Lapping valves the lazy man's way.

th62

Active User
Registered
Joined
Aug 22, 2014
Messages
324
I thought some of you might enjoy this.
Lapping valves is just so boring, I have a lot of better things to do than sit around rubbing a stick between my hands for hours on end

Using a drill for this job is nothing new, but cordless screwdrivers are better as they spin quite slow. Sitting there, holding the trigger is also pretty damn boring, so, I rigged up this Makita screwdriver with an 8mm fuel tube over the screwdriver shaft, shoved a 6mm fuel tube into that and pushed it over the valve head.

I then attached a zip tie around the trigger, and a hand clamp around the handle to stop it spinning. Angled the head, turned it on and got on with something else. Returning every now and then to renew the paste and reverse direction.

Cordless screwdrivers are ideal for this job as they spin quite slow.
So, if you're easily bored like me, give it a shot. I should have jumped on the lathe and made a proper setup. After all, I do like making stuff.

 

Attachments

  • WIN_20231026_11_15_29_Pro.jpg
    WIN_20231026_11_15_29_Pro.jpg
    512.4 KB · Views: 17
Great idea!
I have only done it the old fashioned way with the suction cup attached to the dowel and the hand rubbing motion.

The only concern I would have using your method would be the mating surfaces may become grooved if the valve is only turned in one direction for the lapping operation
 
Cordless screwdrivers, like drills, can be reversed, you can also tap them up every now then.
 
I used my cordless drill to lap valves this way on many race winning engines.

Never went to this much trouble, just lapped long enough to make a good seal.

Of course I had Quik Way valve cutters to get the seat cut to the correct angle first.

John
 
I got one word to say: egg beater drill... oh wait, that's 3 words. Egg Beater Drill :grin:
To words.


If your seats are cut correctly it shouldn’t take more than a couple seconds per valve to lap them.
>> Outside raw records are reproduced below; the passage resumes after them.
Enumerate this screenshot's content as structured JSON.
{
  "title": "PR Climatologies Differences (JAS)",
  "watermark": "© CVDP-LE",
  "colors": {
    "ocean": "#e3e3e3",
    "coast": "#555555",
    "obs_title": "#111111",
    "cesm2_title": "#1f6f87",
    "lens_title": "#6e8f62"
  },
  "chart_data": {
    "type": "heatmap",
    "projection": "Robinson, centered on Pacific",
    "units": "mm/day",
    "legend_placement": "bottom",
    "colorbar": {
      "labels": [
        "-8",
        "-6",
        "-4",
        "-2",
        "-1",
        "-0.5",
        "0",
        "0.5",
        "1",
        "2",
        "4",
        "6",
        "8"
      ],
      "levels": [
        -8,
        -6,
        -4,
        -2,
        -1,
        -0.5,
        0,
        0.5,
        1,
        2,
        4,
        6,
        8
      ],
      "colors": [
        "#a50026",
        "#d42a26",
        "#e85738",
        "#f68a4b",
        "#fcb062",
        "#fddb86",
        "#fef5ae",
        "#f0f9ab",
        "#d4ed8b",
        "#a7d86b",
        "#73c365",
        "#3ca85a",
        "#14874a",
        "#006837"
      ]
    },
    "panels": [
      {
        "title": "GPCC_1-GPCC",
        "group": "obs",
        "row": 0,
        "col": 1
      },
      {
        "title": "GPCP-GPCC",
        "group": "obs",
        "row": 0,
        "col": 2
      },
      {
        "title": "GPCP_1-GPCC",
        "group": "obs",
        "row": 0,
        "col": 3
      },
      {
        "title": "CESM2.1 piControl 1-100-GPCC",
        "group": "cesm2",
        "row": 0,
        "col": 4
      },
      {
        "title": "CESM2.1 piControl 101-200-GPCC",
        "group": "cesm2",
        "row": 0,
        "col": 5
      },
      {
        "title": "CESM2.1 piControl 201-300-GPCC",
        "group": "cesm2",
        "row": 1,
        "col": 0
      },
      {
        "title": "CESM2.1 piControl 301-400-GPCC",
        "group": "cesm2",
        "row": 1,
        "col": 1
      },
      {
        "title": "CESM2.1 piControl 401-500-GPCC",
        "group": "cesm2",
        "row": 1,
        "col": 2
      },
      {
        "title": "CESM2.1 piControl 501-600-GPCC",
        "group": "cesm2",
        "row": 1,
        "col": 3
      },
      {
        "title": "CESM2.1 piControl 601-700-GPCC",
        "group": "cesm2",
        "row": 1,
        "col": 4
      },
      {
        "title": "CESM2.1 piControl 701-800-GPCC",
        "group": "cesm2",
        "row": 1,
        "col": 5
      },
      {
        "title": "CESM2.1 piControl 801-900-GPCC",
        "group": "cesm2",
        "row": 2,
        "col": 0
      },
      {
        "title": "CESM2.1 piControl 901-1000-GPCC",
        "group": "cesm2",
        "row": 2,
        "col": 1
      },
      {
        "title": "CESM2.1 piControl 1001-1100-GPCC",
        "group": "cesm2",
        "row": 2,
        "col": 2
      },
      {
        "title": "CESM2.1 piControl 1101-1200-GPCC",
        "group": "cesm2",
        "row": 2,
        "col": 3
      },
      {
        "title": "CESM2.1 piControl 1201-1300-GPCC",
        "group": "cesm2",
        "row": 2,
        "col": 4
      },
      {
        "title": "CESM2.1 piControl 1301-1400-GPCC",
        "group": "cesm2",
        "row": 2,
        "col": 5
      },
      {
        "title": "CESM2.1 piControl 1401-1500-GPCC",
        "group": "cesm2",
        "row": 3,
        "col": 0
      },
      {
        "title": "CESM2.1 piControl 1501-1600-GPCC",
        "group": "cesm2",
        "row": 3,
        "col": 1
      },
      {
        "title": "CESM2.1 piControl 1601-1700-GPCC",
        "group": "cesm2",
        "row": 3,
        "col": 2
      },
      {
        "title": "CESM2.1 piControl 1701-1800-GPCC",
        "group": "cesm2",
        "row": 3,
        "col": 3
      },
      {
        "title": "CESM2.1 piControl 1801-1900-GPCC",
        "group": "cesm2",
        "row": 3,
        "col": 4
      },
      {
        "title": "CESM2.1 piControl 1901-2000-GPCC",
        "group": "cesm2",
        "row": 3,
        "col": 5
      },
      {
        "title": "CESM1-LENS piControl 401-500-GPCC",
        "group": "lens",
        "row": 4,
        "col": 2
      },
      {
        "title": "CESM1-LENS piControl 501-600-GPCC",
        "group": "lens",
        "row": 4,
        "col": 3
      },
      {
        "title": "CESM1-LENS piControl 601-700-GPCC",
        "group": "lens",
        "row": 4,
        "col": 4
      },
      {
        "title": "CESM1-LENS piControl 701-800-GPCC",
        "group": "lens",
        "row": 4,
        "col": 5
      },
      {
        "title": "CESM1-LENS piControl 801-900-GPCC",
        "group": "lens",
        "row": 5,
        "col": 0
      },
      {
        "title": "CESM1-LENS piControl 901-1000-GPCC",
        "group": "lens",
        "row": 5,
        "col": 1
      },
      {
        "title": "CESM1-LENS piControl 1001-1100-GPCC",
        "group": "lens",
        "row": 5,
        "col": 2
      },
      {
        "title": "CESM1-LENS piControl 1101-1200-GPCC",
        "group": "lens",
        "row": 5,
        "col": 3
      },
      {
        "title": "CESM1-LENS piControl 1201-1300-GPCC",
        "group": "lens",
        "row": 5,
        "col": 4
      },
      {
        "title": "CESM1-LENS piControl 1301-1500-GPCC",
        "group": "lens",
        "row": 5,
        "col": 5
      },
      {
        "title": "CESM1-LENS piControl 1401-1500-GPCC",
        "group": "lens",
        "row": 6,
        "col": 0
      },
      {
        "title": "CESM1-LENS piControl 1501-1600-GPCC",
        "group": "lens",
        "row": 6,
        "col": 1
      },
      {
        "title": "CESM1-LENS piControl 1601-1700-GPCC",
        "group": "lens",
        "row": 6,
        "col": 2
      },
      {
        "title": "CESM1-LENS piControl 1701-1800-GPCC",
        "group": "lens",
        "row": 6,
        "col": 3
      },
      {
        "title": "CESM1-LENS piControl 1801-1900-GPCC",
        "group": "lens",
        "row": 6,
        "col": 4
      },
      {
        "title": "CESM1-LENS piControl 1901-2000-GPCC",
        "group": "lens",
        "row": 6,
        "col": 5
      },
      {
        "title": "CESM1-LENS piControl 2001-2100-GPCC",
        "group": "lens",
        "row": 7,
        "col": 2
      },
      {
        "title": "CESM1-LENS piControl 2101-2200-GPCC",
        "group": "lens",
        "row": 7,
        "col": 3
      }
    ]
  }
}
You’re really just looking for an even witness mark in the correct location vs removing any metal.
 
Last edited:
To words.


If your seats are cut correctly it shouldn’t take more than a couple seconds per valve to lap them.

You’re really just looking for a even witness mark in the correct location vs removing any metal.

This is my thinking also.

I've got some Neway cutters, that I've used on a few motorcycle engine restores. Regarding the valves, I take them to a machine shop for clean up on a centerless valve grinding machine. The faces come out better than new.
 
I always used my drill with a length of rubber hose to provide a flexible coupling. I would lift the valve every few swconds to allow the lapping compound to redistribute. No need for reversing.
 
I still have a hand crank valve lapping tool that I bought almost 60 years ago. It rotates and reciprocates, advancing every so often. This results in an even contact area for the valve. In most cases, the surfaces are quite closely matched before lapping, and very little material has to be removed.

One could easily drive this with a small motor, but it isn't worth the effort unless you were using it where a hard seat grinder should have been used instead.
 
To words.


If your seats are cut correctly it shouldn’t take more than a couple seconds per valve to lap them.

You’re really just looking for an even witness mark in the correct location vs removing any metal.
when you rub two pieces of metal together with an abrasive between them, you are removing metal.